WASHINGTON BUREAU — The ERISA Industry Committee (ERIC)– an employer group – is asking the Internal Revenue Service (IRS) to make administration of the new comparative effectiveness research fee as simple as possible.
“The fee and the associated administrative costs are real and immediate, and apply at a time when ERIC’s members are struggling to cope with a mounting roster of expensive health mandates, as well as increasing health care costs,” ERIC President Mark Ugoretz says in a comment letter sent to the IRS.
ERIC submitted the plea for simplicity in response to a request for comment posted by the IRS in June.
The IRS issued the notice to start the process of implementing Section 6301 of the Patient Protection and Affordable Care Act of 2010 (PPACA).
PPACA Section 6301 added Section 9511 – a provision creating a Patient-Centered Outcomes Research Trust Fund — to the Internal Revenue Code (IRC) to provide funding for a new Patient-Centered Outcomes Research Institute (PCORI). The institute is supposed to help the government, private insurers, employers, consumers and providers determine which treatments offer good value for the money spent.
PPACA Section 6301 also added sections 4375, 4376 and 4377 to the Internal Revenue. Those new IRC sections are supposed to pay for the PCORI work by imposing a fee of $2 per life, indexed for the national health care inflation rate, on health insurance policies and “applicable self-insured health plans,” based on the average number of lives covered under the policy or plan.
The fees are supposed to take effect for policy and plan years ending after Sept. 30, 2012.

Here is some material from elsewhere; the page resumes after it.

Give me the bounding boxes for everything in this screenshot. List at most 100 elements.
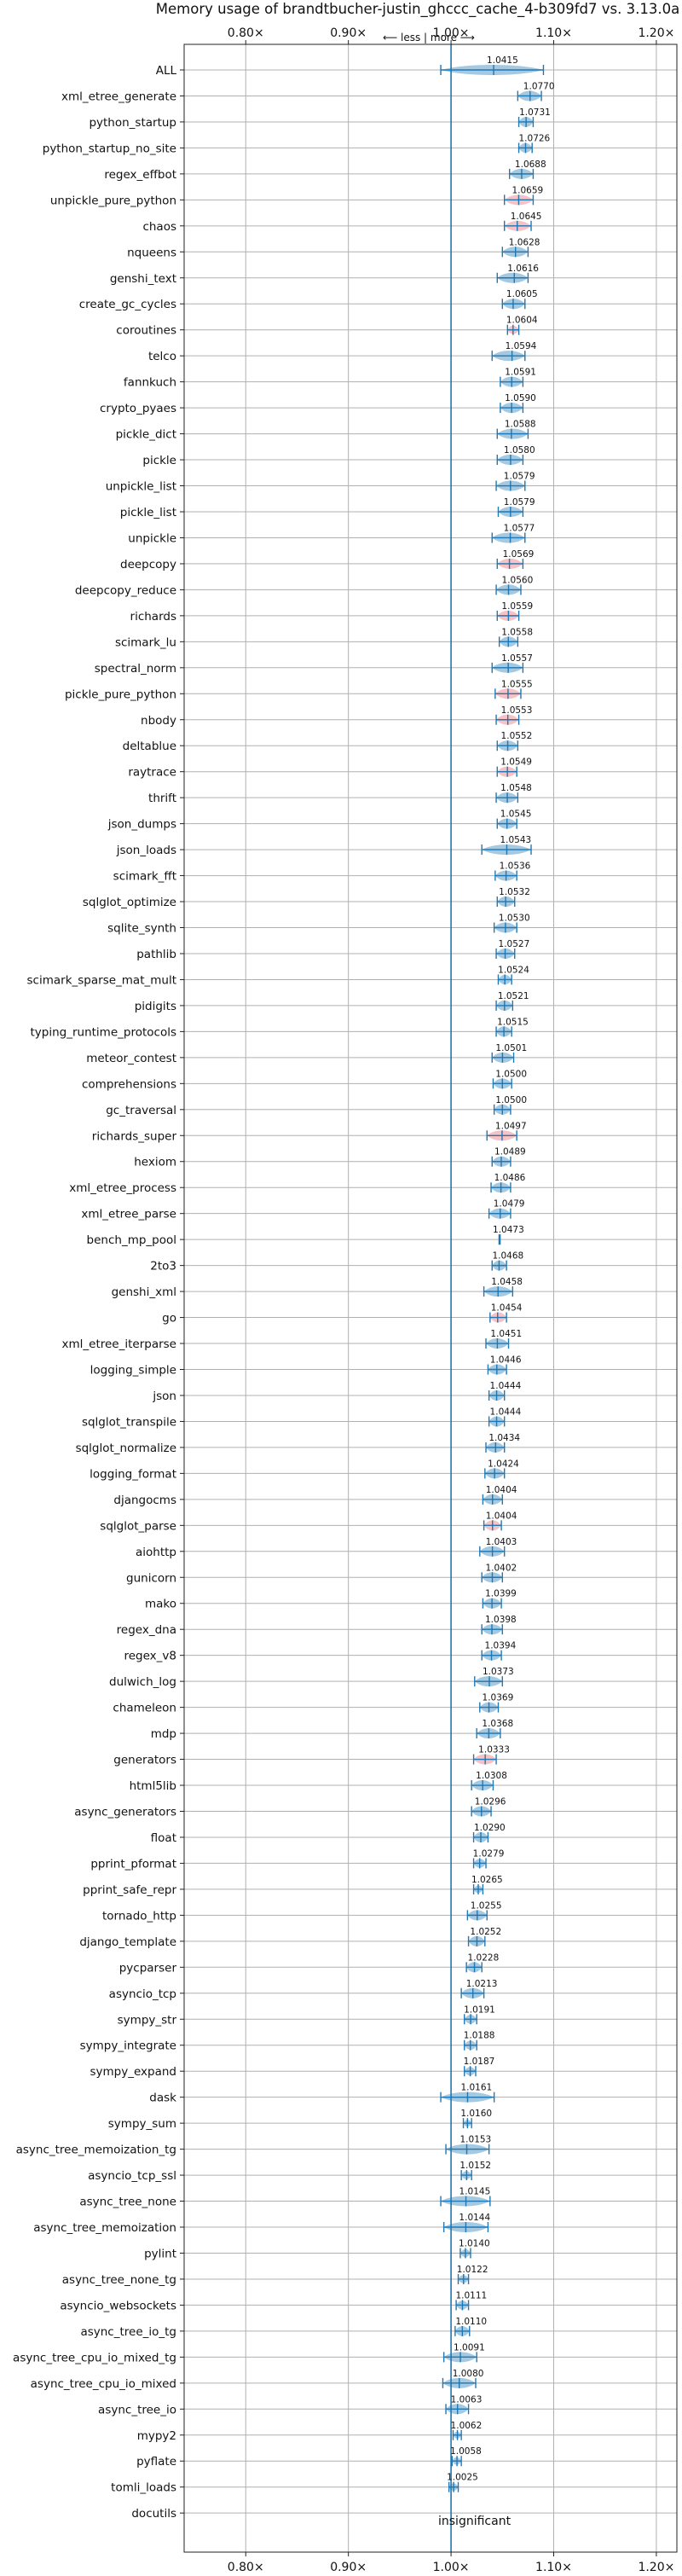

ERIC is urging the IRS to administer the new fee in a way that avoids duplication and does not require an employer to pay the fee more than once for the same covered individual.
The IRS also should refrain from requiring employers to set up costly systems to determine the actual average number of lives covered, Ugoretz says in the ERIC letter.
“ERIC believes that this approach is consistent with the intent of the provision imposing the fee,” Ugoretz says.
ERIC recommends that employers should be permitted to treat all accident and health benefits sponsored by an employer as one applicable self-insured plan for purposes of the fee, Ugoretz says.
“If employers are not permitted to aggregate plans, an employer might be required to pay a higher fee merely because it has structured its accident and health coverage as separate plans for unrelated business reasons,” Ugoretz says.
ERIC also recommends that the agencies provide at least two safe harbor methods that employers can use to determine the average number of covered lives, and that the safe harbor methods use assumptions that simplify the process of determining the number of participants and dependents enrolled in self-insured plans.
One safe harbor method proposed by ERIC would be based on use of the number of participants shown on a plan’s Form 5500 annual report.
The second safe harbor would permit an employer to count employees each month and then average the monthly totals over the course of a year, Ugoretz says.
The IRS should keep the rules for counting the number of beneficiaries especially simple, because that is a number often not tracked by employers, Ugoretz says.